The benefit of the cert is that I’ll (hopefully) get a little bump at work, or have an easier time finding a new job.
about 9 years ago
Ah, you misunderstand me hehe
I have to learn enough to do the hard versions of the exams anyway, so I’d prefer to use them as my check. The knowledge is what’s important to me, and the more questions I can answer that ‘count’, the better off I think it is for me.
Of course I have no incentive to take the easier path, work doesn’t care what certs I do, they won’t pay for any training, and so on, and management probably doesn’t realize it yet, but my coworkers certainly do – once I pass the CCIE, I’m most likely gone. I don’t think management will be willing to pay the salary to keep two CCIE’s on staff, so I’m in no rush. I’m pretty much on a 2 year plan as it is.

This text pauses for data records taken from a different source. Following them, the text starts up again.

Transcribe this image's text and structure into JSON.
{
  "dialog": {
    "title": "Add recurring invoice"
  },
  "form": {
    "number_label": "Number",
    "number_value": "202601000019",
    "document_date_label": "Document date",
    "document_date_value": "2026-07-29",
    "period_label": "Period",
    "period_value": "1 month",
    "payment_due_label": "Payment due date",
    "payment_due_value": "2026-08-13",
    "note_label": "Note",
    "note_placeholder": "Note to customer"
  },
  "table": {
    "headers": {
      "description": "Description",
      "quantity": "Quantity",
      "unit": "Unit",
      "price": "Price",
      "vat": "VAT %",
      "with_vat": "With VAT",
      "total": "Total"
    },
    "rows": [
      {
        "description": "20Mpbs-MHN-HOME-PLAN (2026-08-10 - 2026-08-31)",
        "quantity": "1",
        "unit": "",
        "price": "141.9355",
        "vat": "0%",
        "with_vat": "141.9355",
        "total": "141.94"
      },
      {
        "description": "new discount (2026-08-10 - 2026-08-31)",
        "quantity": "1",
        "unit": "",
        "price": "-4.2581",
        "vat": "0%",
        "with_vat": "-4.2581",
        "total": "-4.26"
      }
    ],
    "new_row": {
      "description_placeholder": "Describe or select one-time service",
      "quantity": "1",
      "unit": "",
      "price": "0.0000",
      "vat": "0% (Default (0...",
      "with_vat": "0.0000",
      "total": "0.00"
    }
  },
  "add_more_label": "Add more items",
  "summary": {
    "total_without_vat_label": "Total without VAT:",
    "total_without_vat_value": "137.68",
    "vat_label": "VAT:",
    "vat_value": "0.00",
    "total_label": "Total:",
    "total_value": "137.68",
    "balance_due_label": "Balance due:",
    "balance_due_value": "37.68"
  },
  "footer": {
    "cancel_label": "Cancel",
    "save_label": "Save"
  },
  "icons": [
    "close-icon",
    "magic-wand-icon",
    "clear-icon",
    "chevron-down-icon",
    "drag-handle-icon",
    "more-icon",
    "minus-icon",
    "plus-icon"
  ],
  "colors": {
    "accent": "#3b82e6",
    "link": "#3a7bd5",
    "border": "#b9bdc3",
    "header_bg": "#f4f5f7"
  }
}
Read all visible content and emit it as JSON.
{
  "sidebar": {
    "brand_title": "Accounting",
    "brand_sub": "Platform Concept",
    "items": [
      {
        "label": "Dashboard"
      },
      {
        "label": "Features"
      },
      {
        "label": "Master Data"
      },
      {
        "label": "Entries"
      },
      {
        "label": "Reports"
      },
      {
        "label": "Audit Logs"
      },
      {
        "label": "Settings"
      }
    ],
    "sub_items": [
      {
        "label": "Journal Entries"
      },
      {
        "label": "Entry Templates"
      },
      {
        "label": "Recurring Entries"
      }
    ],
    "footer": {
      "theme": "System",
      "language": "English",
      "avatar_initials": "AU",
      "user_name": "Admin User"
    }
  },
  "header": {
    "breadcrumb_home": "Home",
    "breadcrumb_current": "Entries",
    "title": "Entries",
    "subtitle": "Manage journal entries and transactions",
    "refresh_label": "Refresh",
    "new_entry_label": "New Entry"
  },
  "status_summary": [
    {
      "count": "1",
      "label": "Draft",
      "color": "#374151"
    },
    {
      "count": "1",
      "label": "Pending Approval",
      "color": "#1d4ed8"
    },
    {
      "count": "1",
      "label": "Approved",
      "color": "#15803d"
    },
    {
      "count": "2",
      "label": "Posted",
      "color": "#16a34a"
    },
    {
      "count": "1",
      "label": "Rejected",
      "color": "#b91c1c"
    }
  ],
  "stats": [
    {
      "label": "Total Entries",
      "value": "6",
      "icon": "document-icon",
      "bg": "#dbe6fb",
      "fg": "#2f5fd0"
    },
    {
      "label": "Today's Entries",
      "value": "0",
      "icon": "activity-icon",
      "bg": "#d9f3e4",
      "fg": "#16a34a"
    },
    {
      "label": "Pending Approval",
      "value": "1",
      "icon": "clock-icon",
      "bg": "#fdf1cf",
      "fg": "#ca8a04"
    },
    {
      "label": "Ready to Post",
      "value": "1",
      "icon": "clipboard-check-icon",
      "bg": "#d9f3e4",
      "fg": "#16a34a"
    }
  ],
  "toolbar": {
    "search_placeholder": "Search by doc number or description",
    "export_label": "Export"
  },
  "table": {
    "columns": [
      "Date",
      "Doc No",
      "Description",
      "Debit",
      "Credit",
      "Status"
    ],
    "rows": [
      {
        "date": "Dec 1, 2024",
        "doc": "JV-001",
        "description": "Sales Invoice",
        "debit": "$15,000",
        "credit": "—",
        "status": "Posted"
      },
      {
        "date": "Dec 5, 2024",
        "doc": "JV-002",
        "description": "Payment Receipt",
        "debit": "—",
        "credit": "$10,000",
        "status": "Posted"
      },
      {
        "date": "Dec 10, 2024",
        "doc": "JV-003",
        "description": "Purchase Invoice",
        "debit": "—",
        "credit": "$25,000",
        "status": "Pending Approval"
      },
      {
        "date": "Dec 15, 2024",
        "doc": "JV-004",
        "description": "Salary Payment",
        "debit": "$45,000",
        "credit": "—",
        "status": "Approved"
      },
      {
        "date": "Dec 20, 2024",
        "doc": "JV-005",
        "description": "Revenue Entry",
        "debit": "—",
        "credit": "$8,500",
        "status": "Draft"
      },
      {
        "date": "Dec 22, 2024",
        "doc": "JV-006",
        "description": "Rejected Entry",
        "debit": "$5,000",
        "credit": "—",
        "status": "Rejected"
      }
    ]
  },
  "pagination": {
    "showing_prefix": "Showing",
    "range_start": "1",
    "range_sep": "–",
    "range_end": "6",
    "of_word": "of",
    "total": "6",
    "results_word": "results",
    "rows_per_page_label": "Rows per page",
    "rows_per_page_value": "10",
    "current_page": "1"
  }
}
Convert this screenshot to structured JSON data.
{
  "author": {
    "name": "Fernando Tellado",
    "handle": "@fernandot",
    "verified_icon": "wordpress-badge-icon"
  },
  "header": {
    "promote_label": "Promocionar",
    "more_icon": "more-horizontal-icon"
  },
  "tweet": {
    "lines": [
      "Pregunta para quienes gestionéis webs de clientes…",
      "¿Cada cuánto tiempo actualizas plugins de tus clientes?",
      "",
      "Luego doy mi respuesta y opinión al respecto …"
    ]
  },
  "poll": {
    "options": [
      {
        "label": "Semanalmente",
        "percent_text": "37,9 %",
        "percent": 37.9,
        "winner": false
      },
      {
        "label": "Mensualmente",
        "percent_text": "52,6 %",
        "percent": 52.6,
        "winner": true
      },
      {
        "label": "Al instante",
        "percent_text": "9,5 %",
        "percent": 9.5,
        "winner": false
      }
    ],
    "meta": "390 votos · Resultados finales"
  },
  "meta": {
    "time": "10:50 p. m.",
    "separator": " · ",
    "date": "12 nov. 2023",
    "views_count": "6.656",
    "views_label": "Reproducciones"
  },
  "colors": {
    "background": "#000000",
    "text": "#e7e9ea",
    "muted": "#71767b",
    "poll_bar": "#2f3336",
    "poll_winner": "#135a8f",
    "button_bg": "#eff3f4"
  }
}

I’ve just never been a big fan of composite exams, I prefer to be able to focus my studies. Of course I might as well get used to the prospect, since the CCIE Written is really just one big Composite exam.
about 9 years ago
My current employer is the first to pay for anything, it’s very, very nice. They won’t pay for training (at least not so far), but they will pay for Cisco exams, thankfully.
My manager probably realizes that if (or when, hopefully) I get the IE they’ll either have to give me a big bump or I’ll seek other employment. I doubt I’ll get the bump, lol.
I completely agree with you on composite exams, I didn’t dare try to take the BSCI+BCMSN composite, it was just too much stuff to cram in. I feel a little better about BGP+MPLS since a lot of it is complementary and it’s really just two technologies, albeit very, very deep technologies. I’m ok with giving this one a shot, especially after what I’m hearing. I’ll know next week whether it was a mistake or not, hah.
Ps. I like your blog, I’m adding a link to it on here.